The initial handles are associated with numerical identifiers. The conventions around these identifiers are part of the system ABI. For example, by convention, the PA_PROC_SELF handle is a handle to the process object for the newly created process. In addition to the types of these handles, the rights associated with these handles are also part of the system ABI.

VMAR structure

Before starting a process, the creator modifies the root VMAR for the process. For example, the creator maps the vDSO and allocates a stack for the initial thread. The structure of the VMAR when the process is started is part of the system ABI.

Job policy

Processes are run in jobs, which can apply policy to the processes and jobs they contain. The job policy applied to processes is part of the system ABI. For example, components run in processes with ZX_POL_NEW_PROCESS set to ZX_POL_ACTION_DENY, which forces components to use the fuchsia.process.Launcher service to create processes rather than issuing the zx_process_create system call directly.

Vulkan ICD

Components that use the Vulkan API for hardware accelerated graphics link against libvulkan.so and specify the vulkan feature in their manifests. This library is provided by the package that contains the component and therefore is not part of the system ABI. However, libvulkan.so loads another shared library, called the Vulkan Installable Client Driver (Vulkan ICD). The Vulkan ICD is loaded using fuchsia.vulkan.loader.Loader, which means the library is provided by the system itself rather than the package that contains the component. For this reason, the Vulkan ICD is part of the system ABI.

The Vulkan ICD is an ELF shared library that exports exactly three symbols. These symbols are reserved for use by the Vulkan ICD and should not be used directly.

  • vk_icdGetInstanceProcAddr
  • vk_icdNegotiateLoaderICDInterfaceVersion
  • vk_icdInitializeOpenInNamespaceCallback

In addition, the Vulkan ICD shared library has a NEEDED section that lists several shared libraries upon which the Vulkan ICD depends. The package containing the component is required to provide these shared libraries.

The Vulkan ICD also imports a number of symbols. The conventions around these imported symbols, for example their parameters and semantics, are part of the system ABI.
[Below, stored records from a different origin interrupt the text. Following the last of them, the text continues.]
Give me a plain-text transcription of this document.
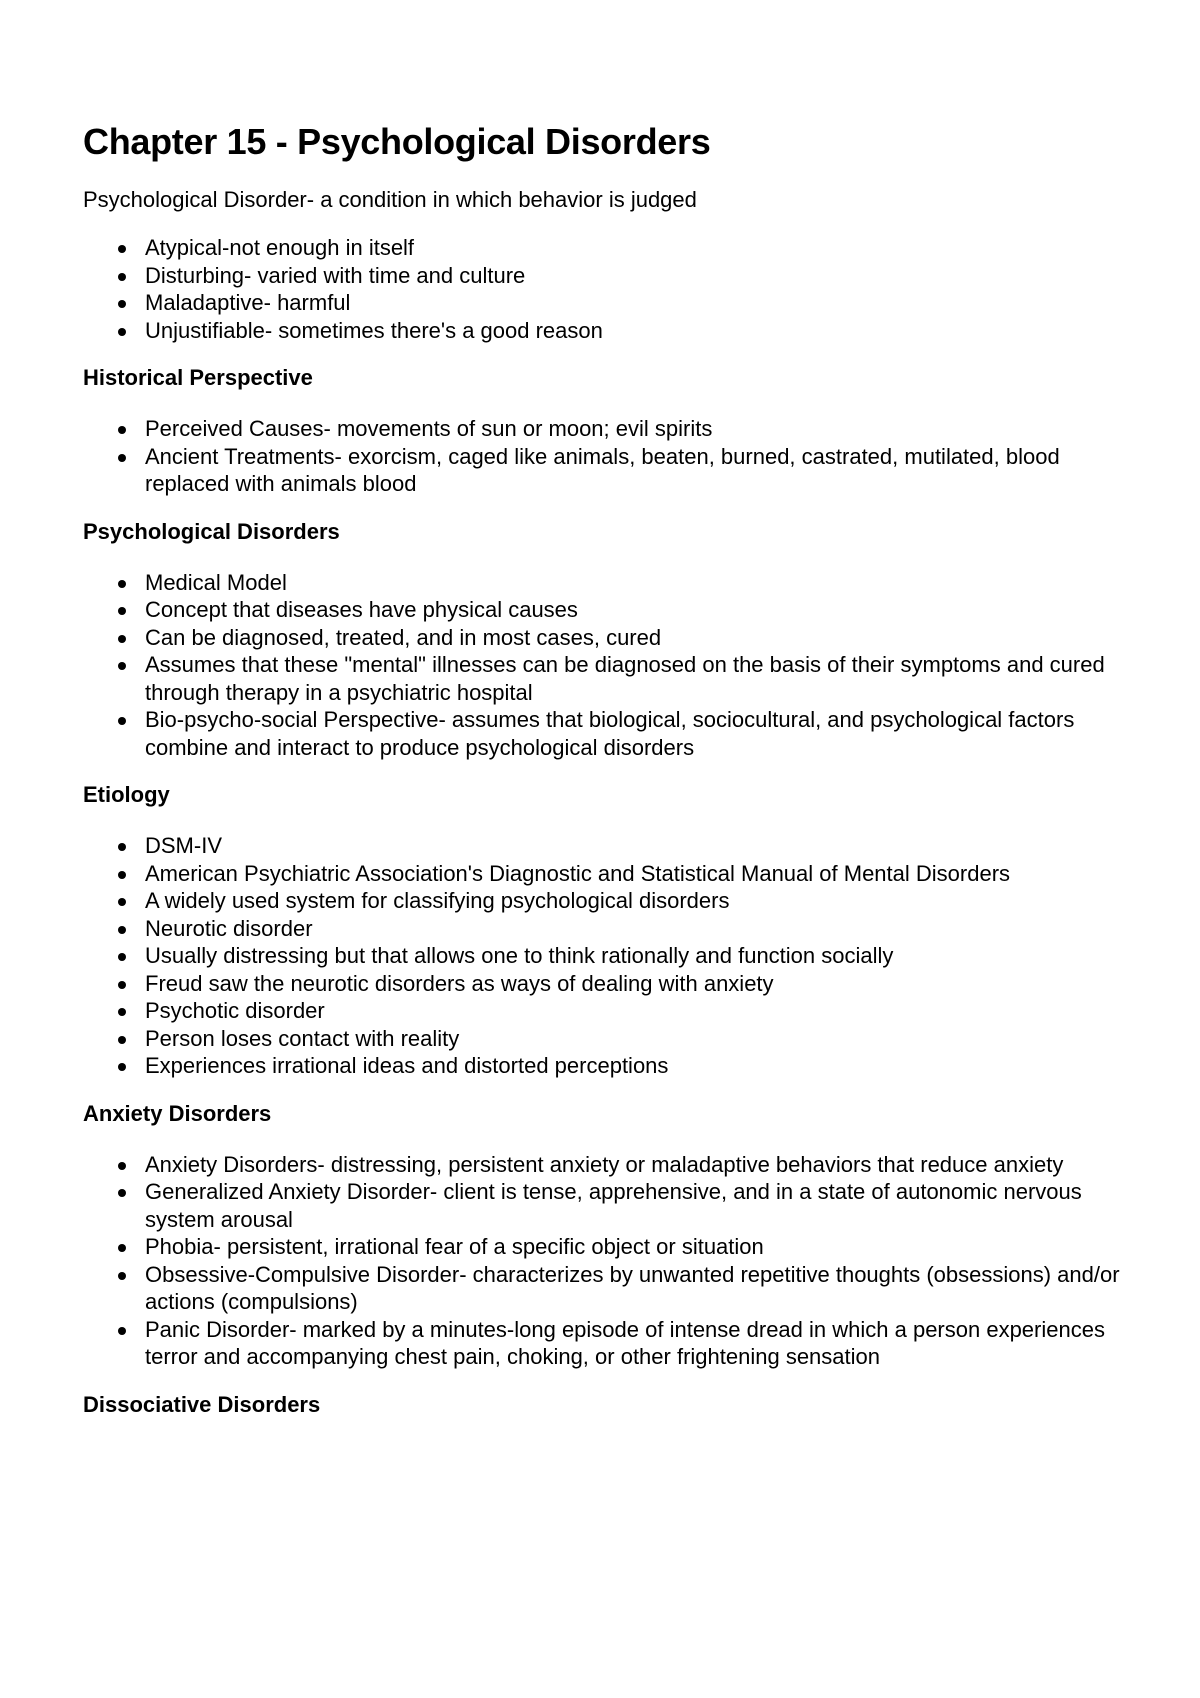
Chapter 15 - Psychological Disorders

Psychological Disorder- a condition in which behavior is judged

Atypical-not enough in itself
Disturbing- varied with time and culture
Maladaptive- harmful
Unjustifiable- sometimes there's a good reason
Historical Perspective
Perceived Causes- movements of sun or moon; evil spirits
Ancient Treatments- exorcism, caged like animals, beaten, burned, castrated, mutilated, blood replaced with animals blood
Psychological Disorders
Medical Model
Concept that diseases have physical causes
Can be diagnosed, treated, and in most cases, cured
Assumes that these "mental" illnesses can be diagnosed on the basis of their symptoms and cured through therapy in a psychiatric hospital
Bio-psycho-social Perspective- assumes that biological, sociocultural, and psychological factors combine and interact to produce psychological disorders
Etiology
DSM-IV
American Psychiatric Association's Diagnostic and Statistical Manual of Mental Disorders
A widely used system for classifying psychological disorders
Neurotic disorder
Usually distressing but that allows one to think rationally and function socially
Freud saw the neurotic disorders as ways of dealing with anxiety
Psychotic disorder
Person loses contact with reality
Experiences irrational ideas and distorted perceptions
Anxiety Disorders
Anxiety Disorders- distressing, persistent anxiety or maladaptive behaviors that reduce anxiety
Generalized Anxiety Disorder- client is tense, apprehensive, and in a state of autonomic nervous system arousal
Phobia- persistent, irrational fear of a specific object or situation
Obsessive-Compulsive Disorder- characterizes by unwanted repetitive thoughts (obsessions) and/or actions (compulsions)
Panic Disorder- marked by a minutes-long episode of intense dread in which a person experiences terror and accompanying chest pain, choking, or other frightening sensation
Dissociative Disorders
Currently, the NEEDED section and the list of imported symbols for the Vulkan ICD are both larger than we desire. Hopefully we will be able to minimize these aspects of the system ABI.

Sockets

Datagram framing

Datagram sockets used for networking include a frame that specifies the network address associated with the datagram. This frame is also part of the system ABI.

Terminal protocol

Programs that run in the terminal communicate with the terminal using the Fuchsia Terminal Protocol, which is a text-based protocol similar to vt100. This protocol is also exposed over the network through ssh, both by clients that expect incoming ssh connections to support this protocol and by servers that expect outgoing ssh connections to support this protocol.